NEGATIVE-SAMPLING WORD-EMBEDDING METHOD

Abstract
One of the most famous authors of the method is Tomas Mikolov. His software and method of theoretical application are the major ones for our consideration today. It is better to pay attention that it is more mathematically oriented. The use of embedding models to turn KGs into vector space has become a well-known field of research. In recent years, a plethora of embedding learning approaches have been proposed in the literature. Many of these models rely on data already stored in the input KG. Following the closed world assumption, the knowledge not presented in the KG cannot be judged untrue; instead, it may only be labeled as unknown. On the other hand, embedding models, like most machine learning algorithms, require negative instances to learn embeddings efficiently.
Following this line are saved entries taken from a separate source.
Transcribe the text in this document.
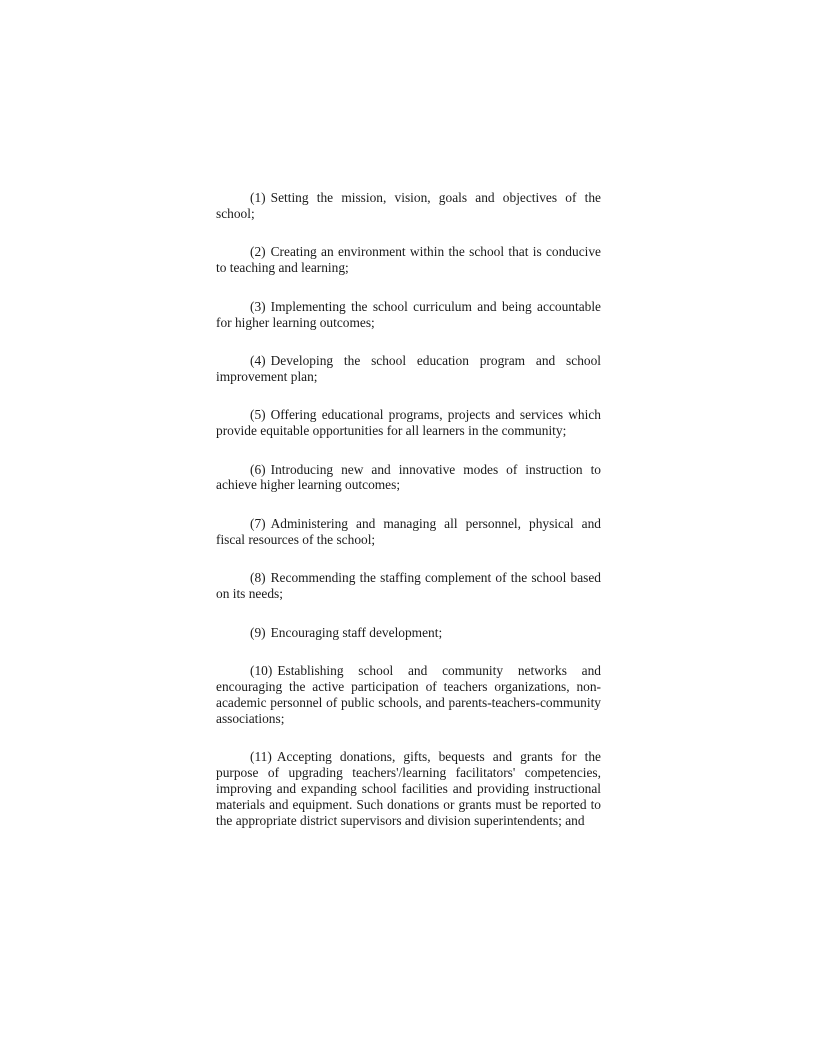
(1) Setting the mission, vision, goals and objectives of the school;

(2) Creating an environment within the school that is conducive to teaching and learning;

(3) Implementing the school curriculum and being accountable for higher learning outcomes;

(4) Developing the school education program and school improvement plan;

(5) Offering educational programs, projects and services which provide equitable opportunities for all learners in the community;

(6) Introducing new and innovative modes of instruction to achieve higher learning outcomes;

(7) Administering and managing all personnel, physical and fiscal resources of the school;

(8) Recommending the staffing complement of the school based on its needs;

(9) Encouraging staff development;

(10) Establishing school and community networks and encouraging the active participation of teachers organizations, non-academic personnel of public schools, and parents-teachers-community associations;

(11) Accepting donations, gifts, bequests and grants for the purpose of upgrading teachers'/learning facilitators' competencies, improving and expanding school facilities and providing instructional materials and equipment. Such donations or grants must be reported to the appropriate district supervisors and division superintendents; and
To deal with this, a variety of negative sample generating strategies have been developed. The author himself had more to do with mathematics, and his method concerns, first of all, a mathematical solution for a theoretical, and then a practical solution for creating this and the method we are analyzing. Dense vector word representations have lately gained popularity as fixed-length features for machine learning algorithms, and Mikolov’s system is now widely used. We investigate one of its main components, Negative Sampling, and offer efficient distributed methods that allow us to scale to indicate and exclude the possibility of probability loss in a similar value. Furthermore, this method is laser-focused on a single action in the broad sense for processing the recognition of the above-mentioned vector or words. It is important to pay attention to mathematical theory and understand the importance of the neural network in this field.